It is believed that Daniel LeBlanc was born in France in 1626 and came to Port Royal from Martaizé in Poitou, in 1648 aboard the French ship La Verve, a ship chartered by Emmanuel Le Borgne to bring recruits and supplies to the colony. LeBlanc settled on the north bank of the Annapolis River, up the river from the fort at Port-Royal. He lived here until his death in 1693.

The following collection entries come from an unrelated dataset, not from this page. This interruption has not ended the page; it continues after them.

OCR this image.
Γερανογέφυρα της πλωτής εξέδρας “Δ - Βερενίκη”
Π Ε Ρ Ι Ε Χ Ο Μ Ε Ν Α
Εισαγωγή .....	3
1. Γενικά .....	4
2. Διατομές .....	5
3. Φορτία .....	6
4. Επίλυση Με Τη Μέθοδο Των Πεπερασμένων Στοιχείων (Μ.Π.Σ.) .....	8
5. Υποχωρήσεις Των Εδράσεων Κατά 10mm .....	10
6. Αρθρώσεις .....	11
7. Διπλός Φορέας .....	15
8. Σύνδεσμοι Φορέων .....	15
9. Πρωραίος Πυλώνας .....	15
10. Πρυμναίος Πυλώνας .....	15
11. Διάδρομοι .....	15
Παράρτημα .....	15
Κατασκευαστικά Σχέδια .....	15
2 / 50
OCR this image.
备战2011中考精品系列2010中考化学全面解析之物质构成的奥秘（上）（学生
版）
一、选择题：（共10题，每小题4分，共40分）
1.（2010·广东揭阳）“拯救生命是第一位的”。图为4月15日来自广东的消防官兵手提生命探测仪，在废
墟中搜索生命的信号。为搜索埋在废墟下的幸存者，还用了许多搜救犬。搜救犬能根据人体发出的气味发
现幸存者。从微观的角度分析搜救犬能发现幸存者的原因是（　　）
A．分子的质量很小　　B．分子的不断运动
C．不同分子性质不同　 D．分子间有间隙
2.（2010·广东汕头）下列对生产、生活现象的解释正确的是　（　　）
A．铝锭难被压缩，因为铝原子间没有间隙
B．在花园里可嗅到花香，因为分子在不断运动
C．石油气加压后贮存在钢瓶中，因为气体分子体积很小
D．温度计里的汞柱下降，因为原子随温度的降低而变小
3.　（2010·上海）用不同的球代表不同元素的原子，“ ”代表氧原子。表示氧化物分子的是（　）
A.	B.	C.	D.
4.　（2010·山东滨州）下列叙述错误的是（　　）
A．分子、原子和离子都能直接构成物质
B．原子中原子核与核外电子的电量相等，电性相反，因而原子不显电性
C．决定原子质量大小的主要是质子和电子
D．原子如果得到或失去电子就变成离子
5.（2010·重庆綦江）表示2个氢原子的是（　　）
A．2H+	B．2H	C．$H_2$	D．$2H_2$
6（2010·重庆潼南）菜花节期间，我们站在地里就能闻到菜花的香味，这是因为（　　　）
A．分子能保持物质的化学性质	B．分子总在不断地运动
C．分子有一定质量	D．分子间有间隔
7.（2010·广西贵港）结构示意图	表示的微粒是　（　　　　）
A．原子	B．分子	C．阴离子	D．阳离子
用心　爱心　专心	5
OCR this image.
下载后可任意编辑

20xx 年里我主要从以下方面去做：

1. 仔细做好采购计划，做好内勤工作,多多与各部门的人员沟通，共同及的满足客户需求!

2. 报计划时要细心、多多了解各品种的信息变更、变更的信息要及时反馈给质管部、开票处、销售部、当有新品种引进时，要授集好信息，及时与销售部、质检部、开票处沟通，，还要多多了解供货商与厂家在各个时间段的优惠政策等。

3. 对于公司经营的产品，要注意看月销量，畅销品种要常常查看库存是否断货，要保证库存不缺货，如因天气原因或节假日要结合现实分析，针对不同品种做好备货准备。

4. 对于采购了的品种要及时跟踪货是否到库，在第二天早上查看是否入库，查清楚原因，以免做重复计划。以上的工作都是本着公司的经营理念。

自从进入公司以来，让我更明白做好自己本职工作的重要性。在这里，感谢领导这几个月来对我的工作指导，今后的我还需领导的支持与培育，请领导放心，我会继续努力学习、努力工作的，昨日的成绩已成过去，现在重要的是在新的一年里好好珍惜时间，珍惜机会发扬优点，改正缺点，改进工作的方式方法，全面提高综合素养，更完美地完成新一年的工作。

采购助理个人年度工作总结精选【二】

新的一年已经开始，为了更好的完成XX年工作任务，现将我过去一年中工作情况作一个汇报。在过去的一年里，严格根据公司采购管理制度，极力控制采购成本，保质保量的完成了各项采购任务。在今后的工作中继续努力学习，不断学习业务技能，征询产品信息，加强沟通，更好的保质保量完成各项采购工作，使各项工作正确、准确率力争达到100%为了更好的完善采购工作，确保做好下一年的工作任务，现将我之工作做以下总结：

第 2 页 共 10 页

LeBlanc married Francoise Gaudet around 1650. By 1755, the descendants of Daniel and Francoise LeBlanc had created the largest family in Acadia. Le Grand Dérangement (The Great Expulsion) of the 1750s scattered this huge family to the winds. Since most of the LeBlancs lived in the Minas area, dozens of them fell into the hands of the British in the fall of 1755 and ended up on ships bound for Maryland, Virginia, and other English colonies down the Atlantic seaboard. Some were sent to Louisiana. LeBlancs were among the first families of Acadia to find refuge in Louisiana.It is now estimated that there are somewhere between 300,000 & 500,000 descendants scattered all over the globe, the biggest concentration being in Canada (in the provinces of New Brunswick, Nova Scotia and Québec) and the United States (in Louisiana & New England). Despite the LeBlanc family being deported from Nova Scotia's shores, the LeBlanc family name remains the most common in the province to this day.